= James Kerby Neill =

James Kerby Neill (1906 - 21 August 1996) was professor emeritus of English at The Catholic University of America, Washington, D.C. He was an author and researcher with a Ph.D. in Shakespearean studies
==Early life and education==
Neill was born in 1906 to Charles Patrick Neill (b. 1865 in Rock Island, IL) and Esther A. Waggaman (b. 1874 in Washington, D.C.). He was a graduate of Georgetown Preparatory School and Georgetown University, and received a doctorate in English literature, focusing on Shakespeare, from Johns Hopkins University.

==Career==
Neill taught at St.

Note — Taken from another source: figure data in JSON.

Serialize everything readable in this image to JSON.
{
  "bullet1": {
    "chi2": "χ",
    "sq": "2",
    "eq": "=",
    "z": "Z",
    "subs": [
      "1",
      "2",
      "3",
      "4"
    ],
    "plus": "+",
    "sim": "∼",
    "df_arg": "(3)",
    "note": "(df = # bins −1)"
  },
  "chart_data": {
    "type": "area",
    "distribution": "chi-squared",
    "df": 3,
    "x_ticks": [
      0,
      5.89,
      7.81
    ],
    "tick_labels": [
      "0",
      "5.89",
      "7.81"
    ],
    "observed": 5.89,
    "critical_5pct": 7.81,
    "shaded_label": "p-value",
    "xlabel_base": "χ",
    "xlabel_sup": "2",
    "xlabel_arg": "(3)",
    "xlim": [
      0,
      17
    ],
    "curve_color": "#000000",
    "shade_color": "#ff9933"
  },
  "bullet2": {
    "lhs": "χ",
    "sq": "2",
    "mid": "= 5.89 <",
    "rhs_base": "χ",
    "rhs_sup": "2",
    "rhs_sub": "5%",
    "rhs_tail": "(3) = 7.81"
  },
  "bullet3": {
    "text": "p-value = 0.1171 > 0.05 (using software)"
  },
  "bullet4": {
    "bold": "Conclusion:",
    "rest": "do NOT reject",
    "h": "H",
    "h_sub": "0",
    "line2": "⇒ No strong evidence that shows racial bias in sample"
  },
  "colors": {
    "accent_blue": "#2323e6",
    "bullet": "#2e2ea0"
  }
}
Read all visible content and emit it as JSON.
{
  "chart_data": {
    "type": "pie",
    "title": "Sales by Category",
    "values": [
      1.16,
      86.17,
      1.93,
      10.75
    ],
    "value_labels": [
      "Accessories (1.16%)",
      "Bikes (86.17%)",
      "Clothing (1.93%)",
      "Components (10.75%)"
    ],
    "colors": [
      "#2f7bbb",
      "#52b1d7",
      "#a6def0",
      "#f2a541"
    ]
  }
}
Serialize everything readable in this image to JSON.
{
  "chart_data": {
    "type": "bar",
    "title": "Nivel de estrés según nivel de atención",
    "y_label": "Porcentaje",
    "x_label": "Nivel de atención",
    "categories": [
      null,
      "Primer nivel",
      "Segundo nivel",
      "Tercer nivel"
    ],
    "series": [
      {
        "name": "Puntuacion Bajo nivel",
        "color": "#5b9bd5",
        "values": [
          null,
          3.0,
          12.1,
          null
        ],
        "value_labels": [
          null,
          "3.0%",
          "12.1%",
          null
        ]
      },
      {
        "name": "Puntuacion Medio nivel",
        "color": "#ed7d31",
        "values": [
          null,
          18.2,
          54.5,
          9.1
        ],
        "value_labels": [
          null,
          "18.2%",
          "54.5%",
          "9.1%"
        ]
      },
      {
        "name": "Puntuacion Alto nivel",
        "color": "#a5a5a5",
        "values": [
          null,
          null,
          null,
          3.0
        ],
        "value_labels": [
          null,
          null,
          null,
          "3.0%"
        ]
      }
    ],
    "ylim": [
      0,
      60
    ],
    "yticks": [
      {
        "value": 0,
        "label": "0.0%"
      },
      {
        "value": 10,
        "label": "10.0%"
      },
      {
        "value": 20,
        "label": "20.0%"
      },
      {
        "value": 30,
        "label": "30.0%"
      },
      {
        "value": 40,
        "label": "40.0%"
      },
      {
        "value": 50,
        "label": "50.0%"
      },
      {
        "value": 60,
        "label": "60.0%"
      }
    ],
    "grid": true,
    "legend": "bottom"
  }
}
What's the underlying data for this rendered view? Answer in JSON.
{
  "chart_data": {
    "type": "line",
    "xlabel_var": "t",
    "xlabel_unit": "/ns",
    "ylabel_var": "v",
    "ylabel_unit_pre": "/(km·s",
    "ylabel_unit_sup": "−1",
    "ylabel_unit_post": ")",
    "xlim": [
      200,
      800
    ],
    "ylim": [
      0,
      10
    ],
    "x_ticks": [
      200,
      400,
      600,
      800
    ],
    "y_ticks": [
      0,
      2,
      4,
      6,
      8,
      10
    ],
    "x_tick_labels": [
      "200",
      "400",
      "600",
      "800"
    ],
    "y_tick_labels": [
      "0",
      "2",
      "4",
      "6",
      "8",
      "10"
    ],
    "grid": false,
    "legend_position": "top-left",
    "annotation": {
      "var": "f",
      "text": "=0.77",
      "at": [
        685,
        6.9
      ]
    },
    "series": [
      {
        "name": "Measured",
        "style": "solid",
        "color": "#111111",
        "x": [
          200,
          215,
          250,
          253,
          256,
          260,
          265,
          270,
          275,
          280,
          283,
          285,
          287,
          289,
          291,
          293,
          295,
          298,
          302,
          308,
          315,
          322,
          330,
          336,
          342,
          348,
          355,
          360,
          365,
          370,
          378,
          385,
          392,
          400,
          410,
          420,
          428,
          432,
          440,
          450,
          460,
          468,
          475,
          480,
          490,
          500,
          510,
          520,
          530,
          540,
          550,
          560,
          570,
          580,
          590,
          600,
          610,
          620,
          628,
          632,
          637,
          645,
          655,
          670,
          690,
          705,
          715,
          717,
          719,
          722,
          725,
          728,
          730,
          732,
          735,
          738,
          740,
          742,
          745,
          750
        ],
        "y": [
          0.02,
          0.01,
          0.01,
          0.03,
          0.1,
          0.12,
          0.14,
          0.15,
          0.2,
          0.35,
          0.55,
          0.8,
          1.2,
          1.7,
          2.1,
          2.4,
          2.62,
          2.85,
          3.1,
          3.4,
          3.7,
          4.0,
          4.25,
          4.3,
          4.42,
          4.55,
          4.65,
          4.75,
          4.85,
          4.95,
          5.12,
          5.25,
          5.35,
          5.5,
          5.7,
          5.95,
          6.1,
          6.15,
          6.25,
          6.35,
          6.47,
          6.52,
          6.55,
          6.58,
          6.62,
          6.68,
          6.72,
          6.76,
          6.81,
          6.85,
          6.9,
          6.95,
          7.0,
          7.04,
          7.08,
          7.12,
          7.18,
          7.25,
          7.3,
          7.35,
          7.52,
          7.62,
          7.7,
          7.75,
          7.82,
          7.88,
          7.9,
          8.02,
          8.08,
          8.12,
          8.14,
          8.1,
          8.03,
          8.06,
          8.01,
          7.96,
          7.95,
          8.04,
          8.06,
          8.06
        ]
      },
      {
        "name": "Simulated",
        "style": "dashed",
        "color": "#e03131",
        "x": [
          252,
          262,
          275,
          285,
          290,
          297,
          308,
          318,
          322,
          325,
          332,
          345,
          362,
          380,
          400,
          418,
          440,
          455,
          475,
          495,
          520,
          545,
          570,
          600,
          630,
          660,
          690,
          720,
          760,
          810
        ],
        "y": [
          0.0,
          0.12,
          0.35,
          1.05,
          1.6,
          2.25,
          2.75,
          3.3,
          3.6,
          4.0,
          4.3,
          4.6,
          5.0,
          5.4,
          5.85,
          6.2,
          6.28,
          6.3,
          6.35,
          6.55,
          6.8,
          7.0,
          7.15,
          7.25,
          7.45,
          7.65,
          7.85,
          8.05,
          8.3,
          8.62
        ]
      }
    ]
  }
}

Louis University and the College of New Rochelle before joining Catholic University in 1938.
He was chairman of the English department from 1962 to 1969 and retired in 1974.

In January 1965, Neill received the Benemerenti Medal bestowed by the University's rector on behalf of Pope Paul VI, for his 25+ years’ service to the University.
During his tenure at Catholic University he was on the Academic Freedom committee and the Budget Committee of the Academic Senateand was appointed head of a committee from the Academic Senate, to review the University's handling and discussion of the Papal encyclical Humane Vitae, and whether it met standards for academic freedom under the AAUP.

Neill served on the board of directors of the William J. Kerby Foundation, a national organization founded in 1941, dedicated to promoting the fundamental principle of the dignity of man, focusing attention on the spiritual basis of democracy, encouraging Americans to put this spiritual concept of democracy to practical use in the fields of education, social service, public administration, labor and industrial relations, and developing a strong, alert, and active lay leadership. His father, the prominent Charles P. Neill, and also a faculty member of Catholic University, had been officially elected its honorary president on April 26, 1942, the same day it adopted its constitution and by-laws.

==Personal life==
Neill married Julia Day Stewart. He died on August 21, 1996, at a nursing home in Elk Grove Village, Illinois.